REPUBLIKA.CO.ID, TEL AVIV -- Israel mendeportasi pengacara hak asasi manusia keturunan Prancis-Palestina, Salah Hamouri pada Ahad (18/12/2022). Hamouri dituduh melakukan pelanggaran keamanan terhadap negara Israel.
Hamouri diantar ke bandara pada Ahad pagi untuk naik pesawat ke Perancis. Hamouri (37 tahun), merupakan seorang penduduk Yerusalem tanpa kewarganegaraan Israel.
Status kependudukannya dicabut pada 1 Desember dengan tuduhan bahwa dia aktif di Front Populer untuk Pembebasan Palestina.

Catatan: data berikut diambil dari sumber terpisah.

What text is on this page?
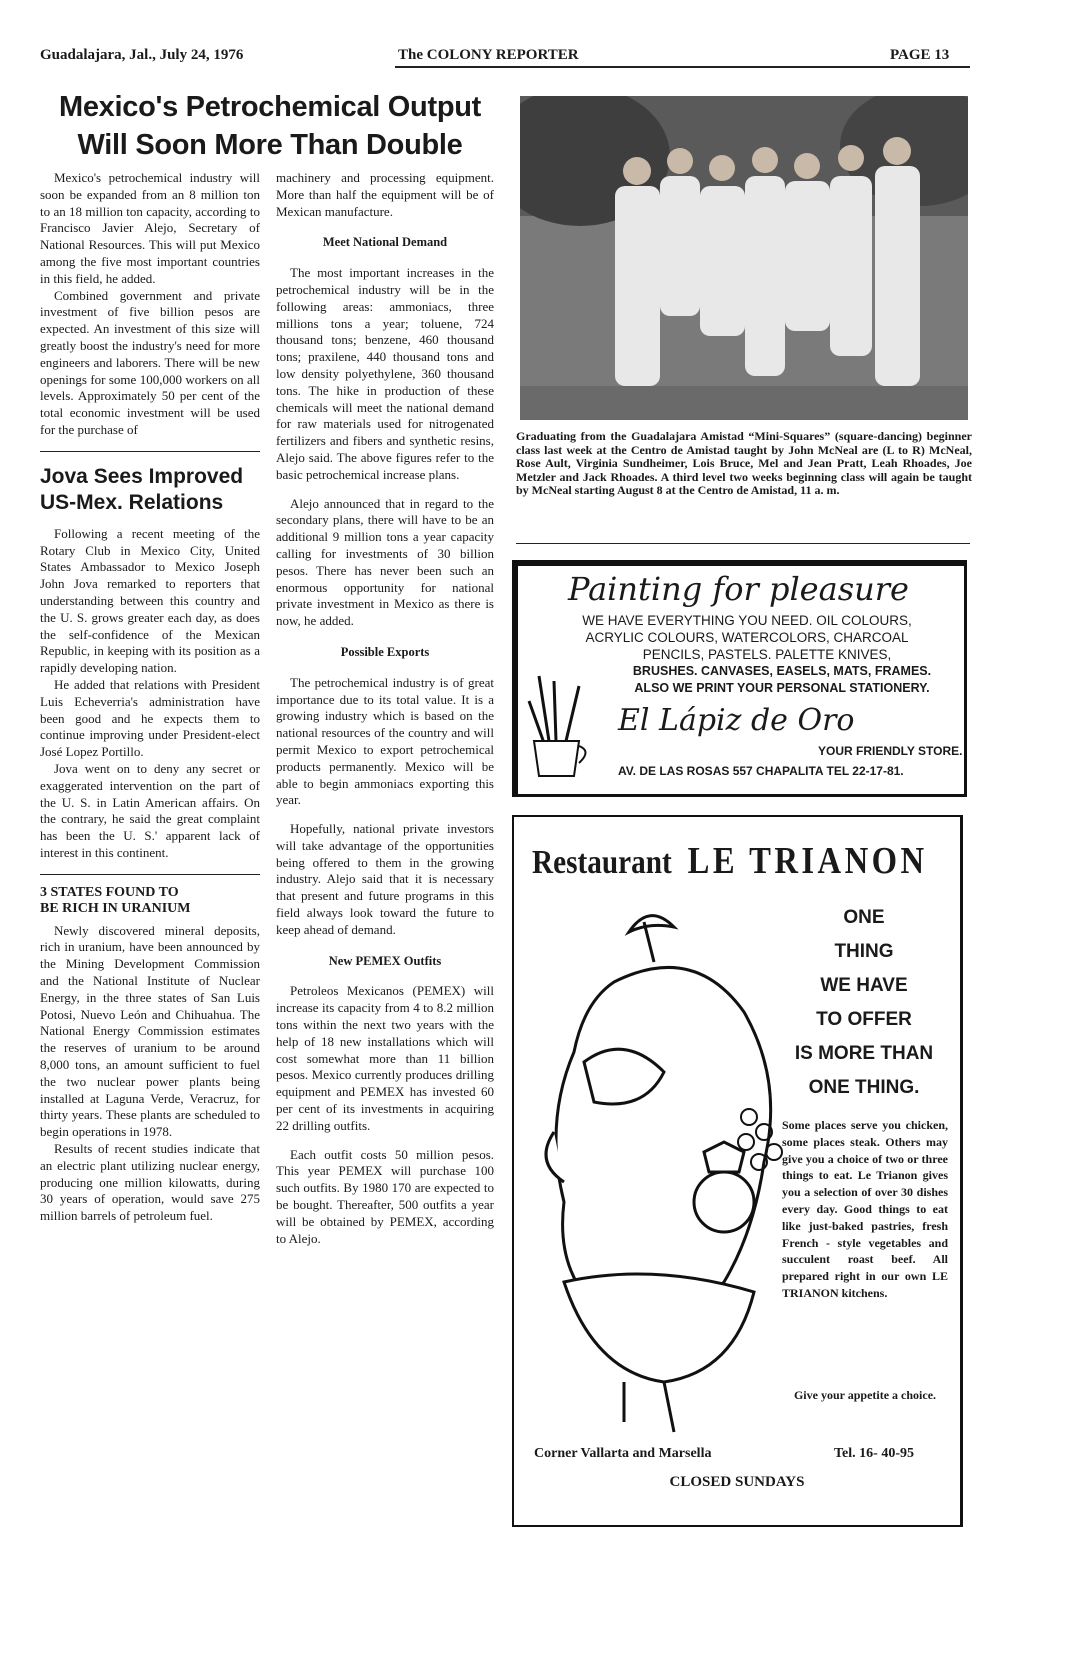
Guadalajara, Jal., July 24, 1976	The COLONY REPORTER	PAGE 13
Mexico's Petrochemical Output
Will Soon More Than Double

Mexico's petrochemical industry will soon be expanded from an 8 million ton to an 18 million ton capacity, according to Francisco Javier Alejo, Secretary of National Resources. This will put Mexico among the five most important countries in this field, he added.

Combined government and private investment of five billion pesos are expected. An investment of this size will greatly boost the industry's need for more engineers and laborers. There will be new openings for some 100,000 workers on all levels. Approximately 50 per cent of the total economic investment will be used for the purchase of

Jova Sees Improved
US-Mex. Relations

Following a recent meeting of the Rotary Club in Mexico City, United States Ambassador to Mexico Joseph John Jova remarked to reporters that understanding between this country and the U. S. grows greater each day, as does the self-confidence of the Mexican Republic, in keeping with its position as a rapidly developing nation.

He added that relations with President Luis Echeverria's administration have been good and he expects them to continue improving under President-elect José Lopez Portillo.

Jova went on to deny any secret or exaggerated intervention on the part of the U. S. in Latin American affairs. On the contrary, he said the great complaint has been the U. S.' apparent lack of interest in this continent.

3 STATES FOUND TO
BE RICH IN URANIUM

Newly discovered mineral deposits, rich in uranium, have been announced by the Mining Development Commission and the National Institute of Nuclear Energy, in the three states of San Luis Potosi, Nuevo León and Chihuahua. The National Energy Commission estimates the reserves of uranium to be around 8,000 tons, an amount sufficient to fuel the two nuclear power plants being installed at Laguna Verde, Veracruz, for thirty years. These plants are scheduled to begin operations in 1978.

Results of recent studies indicate that an electric plant utilizing nuclear energy, producing one million kilowatts, during 30 years of operation, would save 275 million barrels of petroleum fuel.

machinery and processing equipment. More than half the equipment will be of Mexican manufacture.

Meet National Demand

The most important increases in the petrochemical industry will be in the following areas: ammoniacs, three millions tons a year; toluene, 724 thousand tons; benzene, 460 thousand tons; praxilene, 440 thousand tons and low density polyethylene, 360 thousand tons. The hike in production of these chemicals will meet the national demand for raw materials used for nitrogenated fertilizers and fibers and synthetic resins, Alejo said. The above figures refer to the basic petrochemical increase plans.

Alejo announced that in regard to the secondary plans, there will have to be an additional 9 million tons a year capacity calling for investments of 30 billion pesos. There has never been such an enormous opportunity for national private investment in Mexico as there is now, he added.

Possible Exports

The petrochemical industry is of great importance due to its total value. It is a growing industry which is based on the national resources of the country and will permit Mexico to export petrochemical products permanently. Mexico will be able to begin ammoniacs exporting this year.

Hopefully, national private investors will take advantage of the opportunities being offered to them in the growing industry. Alejo said that it is necessary that present and future programs in this field always look toward the future to keep ahead of demand.

New PEMEX Outfits

Petroleos Mexicanos (PEMEX) will increase its capacity from 4 to 8.2 million tons within the next two years with the help of 18 new installations which will cost somewhat more than 11 billion pesos. Mexico currently produces drilling equipment and PEMEX has invested 60 per cent of its investments in acquiring 22 drilling outfits.

Each outfit costs 50 million pesos. This year PEMEX will purchase 100 such outfits. By 1980 170 are expected to be bought. Thereafter, 500 outfits a year will be obtained by PEMEX, according to Alejo.

Graduating from the Guadalajara Amistad “Mini-Squares” (square-dancing) beginner class last week at the Centro de Amistad taught by John McNeal are (L to R) McNeal, Rose Ault, Virginia Sundheimer, Lois Bruce, Mel and Jean Pratt, Leah Rhoades, Joe Metzler and Jack Rhoades. A third level two weeks beginning class will again be taught by McNeal starting August 8 at the Centro de Amistad, 11 a. m.
Painting for pleasure
WE HAVE EVERYTHING YOU NEED. OIL COLOURS,
ACRYLIC COLOURS, WATERCOLORS, CHARCOAL
PENCILS, PASTELS. PALETTE KNIVES,
BRUSHES. CANVASES, EASELS, MATS, FRAMES.
ALSO WE PRINT YOUR PERSONAL STATIONERY.
El Lápiz de Oro
YOUR FRIENDLY STORE.
AV. DE LAS ROSAS 557 CHAPALITA TEL 22-17-81.
Restaurant LE TRIANON
ONE
THING
WE HAVE
TO OFFER
IS MORE THAN
ONE THING.
Some places serve you chicken, some places steak. Others may give you a choice of two or three things to eat. Le Trianon gives you a selection of over 30 dishes every day. Good things to eat like just-baked pastries, fresh French - style vegetables and succulent roast beef. All prepared right in our own LE TRIANON kitchens.
Give your appetite a choice.
Corner Vallarta and Marsella	Tel. 16- 40-95
CLOSED SUNDAYS
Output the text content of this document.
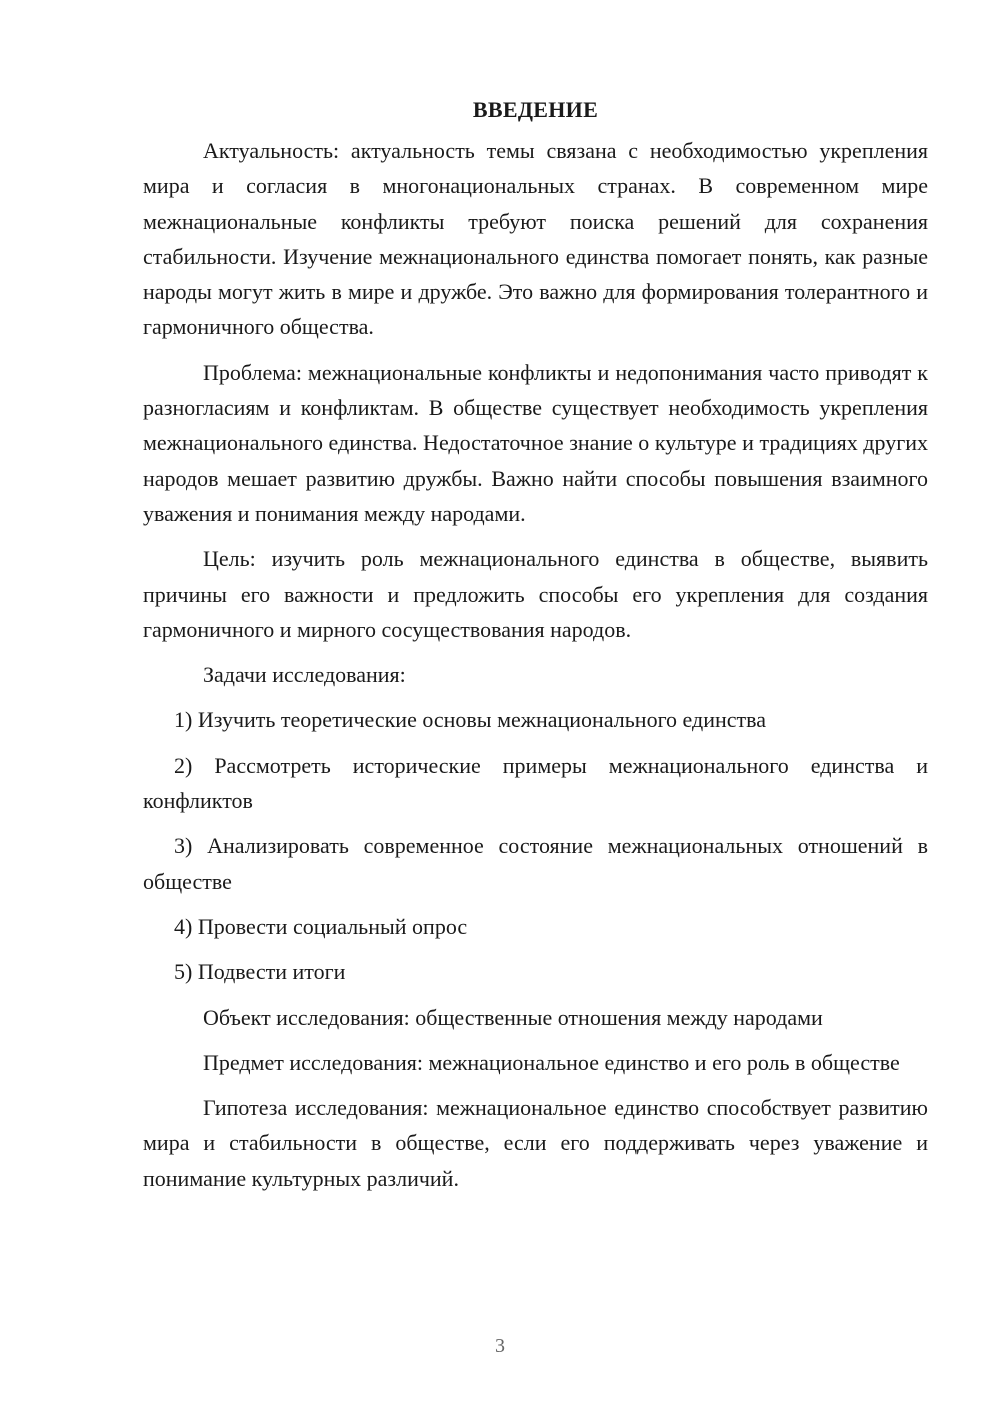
ВВЕДЕНИЕ

Актуальность: актуальность темы связана с необходимостью укрепления мира и согласия в многонациональных странах. В современном мире межнациональные конфликты требуют поиска решений для сохранения стабильности. Изучение межнационального единства помогает понять, как разные народы могут жить в мире и дружбе. Это важно для формирования толерантного и гармоничного общества.

Проблема: межнациональные конфликты и недопонимания часто приводят к разногласиям и конфликтам. В обществе существует необходимость укрепления межнационального единства. Недостаточное знание о культуре и традициях других народов мешает развитию дружбы. Важно найти способы повышения взаимного уважения и понимания между народами.

Цель: изучить роль межнационального единства в обществе, выявить причины его важности и предложить способы его укрепления для создания гармоничного и мирного сосуществования народов.

Задачи исследования:

1) Изучить теоретические основы межнационального единства

2) Рассмотреть исторические примеры межнационального единства и конфликтов

3) Анализировать современное состояние межнациональных отношений в обществе

4) Провести социальный опрос

5) Подвести итоги

Объект исследования: общественные отношения между народами

Предмет исследования: межнациональное единство и его роль в обществе

Гипотеза исследования: межнациональное единство способствует развитию мира и стабильности в обществе, если его поддерживать через уважение и понимание культурных различий.

3
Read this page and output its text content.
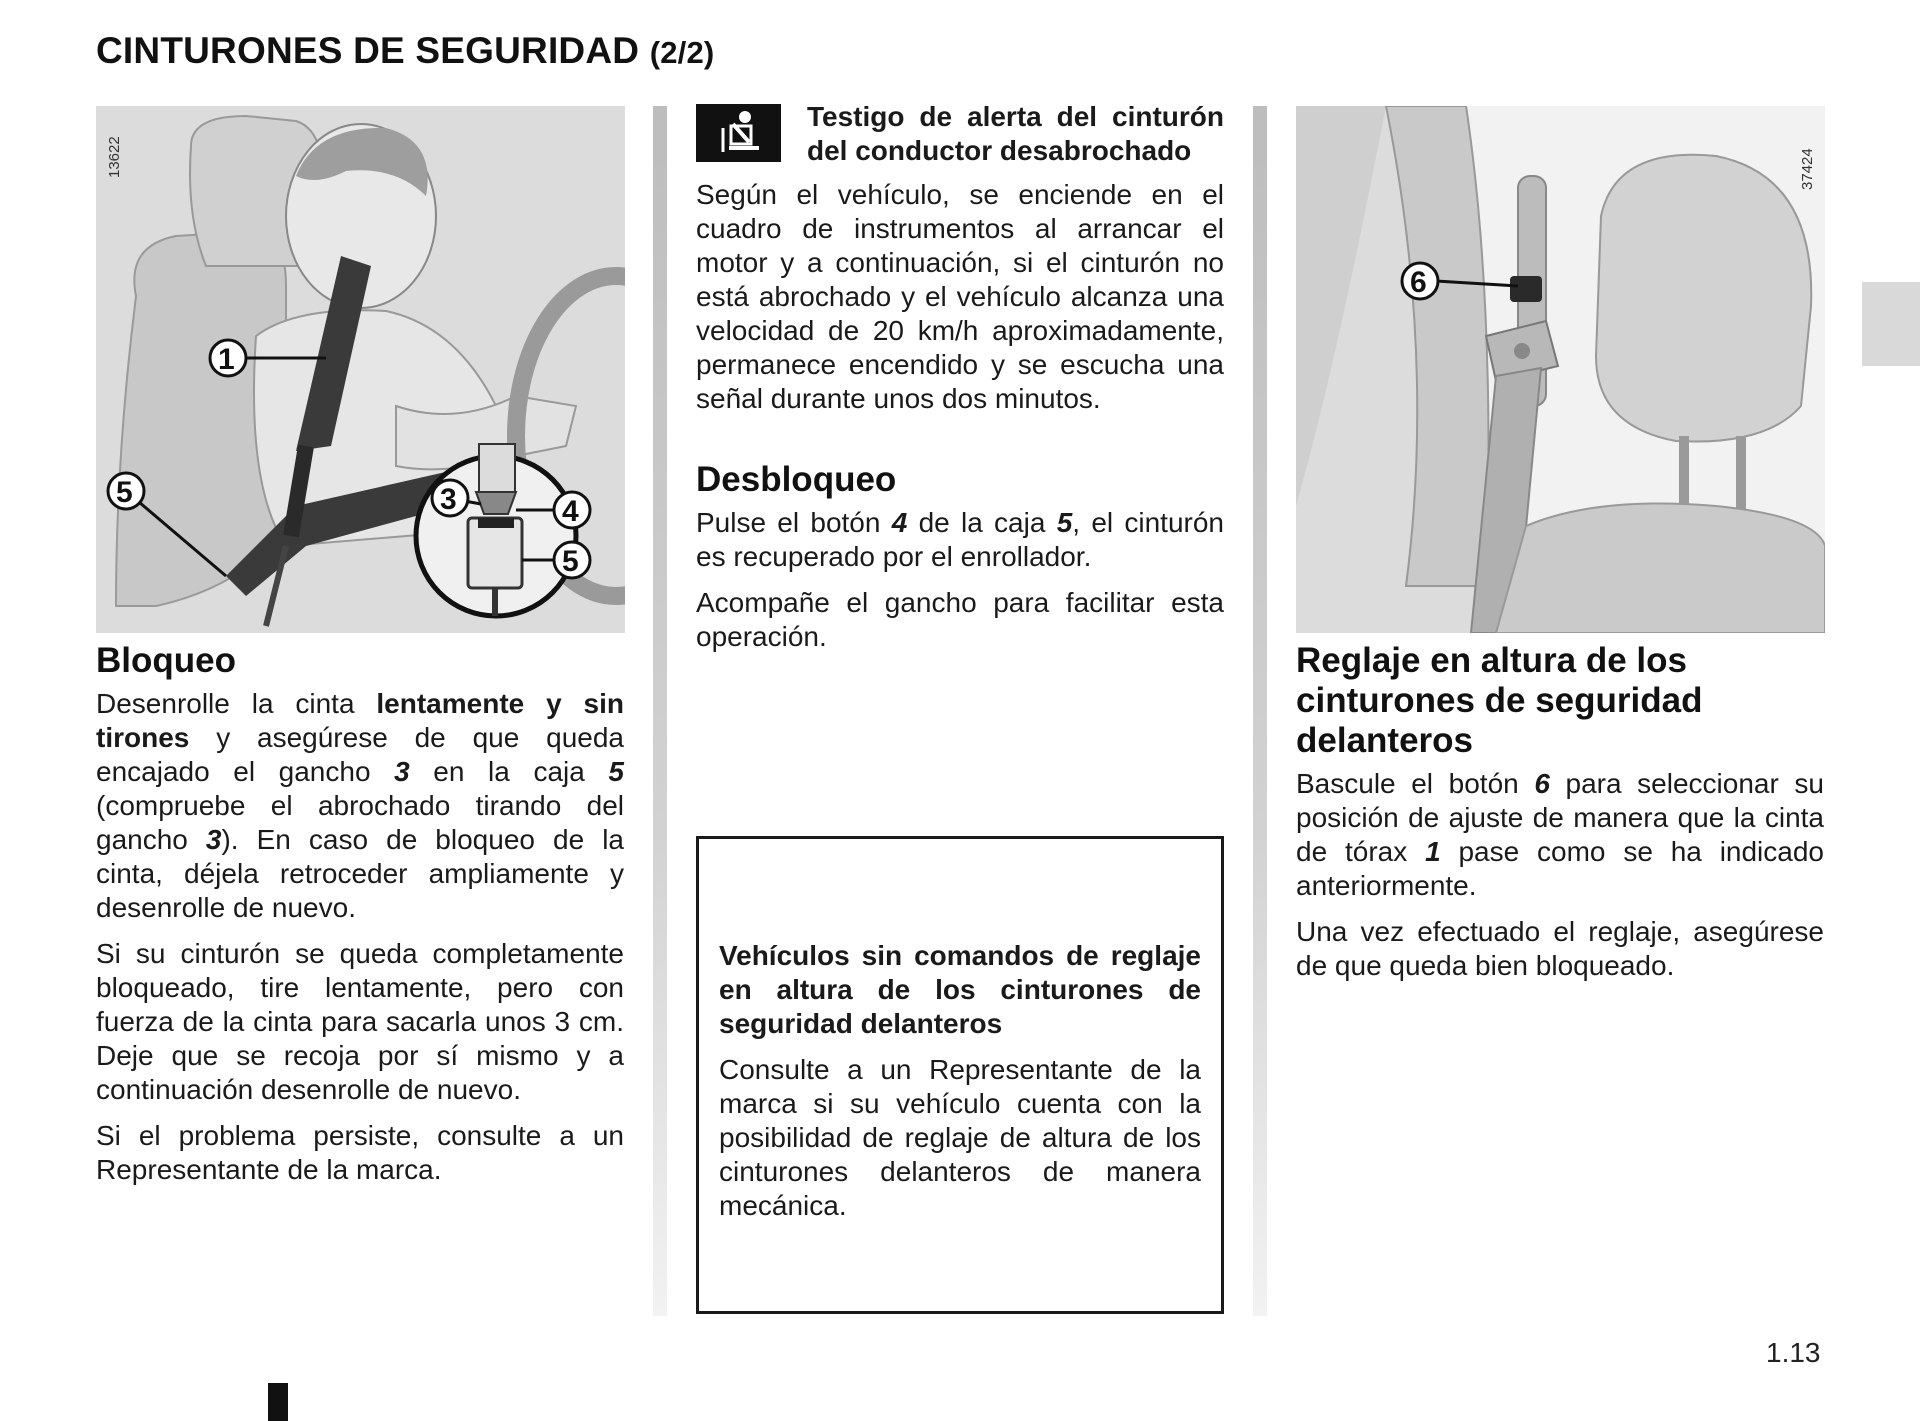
CINTURONES DE SEGURIDAD (2/2)
1
5	3	4
5
13622
6
37424
Bloqueo

Desenrolle la cinta lentamente y sin tirones y asegúrese de que queda encajado el gancho 3 en la caja 5 (compruebe el abrochado tirando del gancho 3). En caso de bloqueo de la cinta, déjela retroceder ampliamente y desenrolle de nuevo.

Si su cinturón se queda completamente bloqueado, tire lentamente, pero con fuerza de la cinta para sacarla unos 3 cm. Deje que se recoja por sí mismo y a continuación desenrolle de nuevo.

Si el problema persiste, consulte a un Representante de la marca.

Testigo de alerta del cinturón del conductor desabrochado

Según el vehículo, se enciende en el cuadro de instrumentos al arrancar el motor y a continuación, si el cinturón no está abrochado y el vehículo alcanza una velocidad de 20 km/h aproximadamente, permanece encendido y se escucha una señal durante unos dos minutos.

Desbloqueo

Pulse el botón 4 de la caja 5, el cinturón es recuperado por el enrollador.

Acompañe el gancho para facilitar esta operación.

Vehículos sin comandos de reglaje en altura de los cinturones de seguridad delanteros

Consulte a un Representante de la marca si su vehículo cuenta con la posibilidad de reglaje de altura de los cinturones delanteros de manera mecánica.

Reglaje en altura de los cinturones de seguridad delanteros

Bascule el botón 6 para seleccionar su posición de ajuste de manera que la cinta de tórax 1 pase como se ha indicado anteriormente.

Una vez efectuado el reglaje, asegúrese de que queda bien bloqueado.

1.13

Israel dan Barat mengklasifikasikan front tersebut sebagai kelompok teror.
"Selama hidupnya dia mengorganisir, menginspirasi dan merencanakan untuk melakukan serangan teror sendiri dn untuk organisasi terhadap warga dan orang terkenal Israel," kata pernyataan dari Kementerian Dalam Negeri Israel.
Sebuah pernyataan dari tim kampanye Hamouri menyebut deportasi itu sebagai "kejahatan perang". Mereka mengatakan, langkah Israel itu merupakan pelanggaran terhadap hukum internasional.
"Ke mana pun seorang Palestina pergi, dia membawa serta prinsip-prinsip ini dan tujuan rakyatnya: tanah airnya dibawa bersamanya ke mana pun dia berakhir," kata Hamouri dalam sebuah pernyataan.
Hamouri belum lama ini ditahan oleh Israel di bawah penahanan administratif tanpa tuduhan pada 7 Maret hingga 1 Desember. Israel mencabut izin tinggalnya dan mendeportasi Hamouri.
Sebelumnya Hamouri ditahan oleh Israel antara tahun 2005 dan 2011 setelah dituduh berusaha membunuh Sephardi rabbi Ovadia Yossef, pendiri partai Shas ultra-Ortodoks. Dia mengaku tidak bersalah atas tuduhan itu.
Hamouri dibebaskan pada Desember 2011 sebagai bagian dari pertukaran tahanan Palestina dengan Gilad Shalit, tentara Israel yang dibebaskan pada Oktober 2011 setelah lima tahun ditahan oleh Hamas di Jalur Gaza.
Mayoritas lebih dari 340.000 warga Palestina di Yerusalem Timur memegang izin tinggal Israel, tetapi hanya sedikit yang memiliki kewarganegaraan di Israel.
Direktur eksekutif HaMoked yang mewakili Hamouri, Jessica Montell,mengatakan kepada Reuters bahwa penduduk Yerusalem lainnya telah didakwa dengan pelanggaran kesetiaan dan tempat tinggal mereka dicabut di masa lalu. Namun, tidak dapat dideportasi karena mereka tidak memiliki kewarganegaraan lain. Oleh karena itu, kasus Hamouri menjadi preseden untuk deportasi warga Yerusalem yang memiliki kewarganegaraan alternatif, kata Montell.
"Karena dia memiliki kewarganegaraan kedua, itu membuatnya lebih rentan untuk dideportasi," kata Montell.
Montell menambahkan, dia memperkirakan kasus serupa akan lebih sering muncul di bawah koalisi sayap kanan yang diperkirakan akan membentuk pemerintahan Israel berikutnya. "Kami hanya dapat berharap bahwa semua tindakan ini akan dipercepat dengan masuknya pemerintahan baru ini," kata Montell.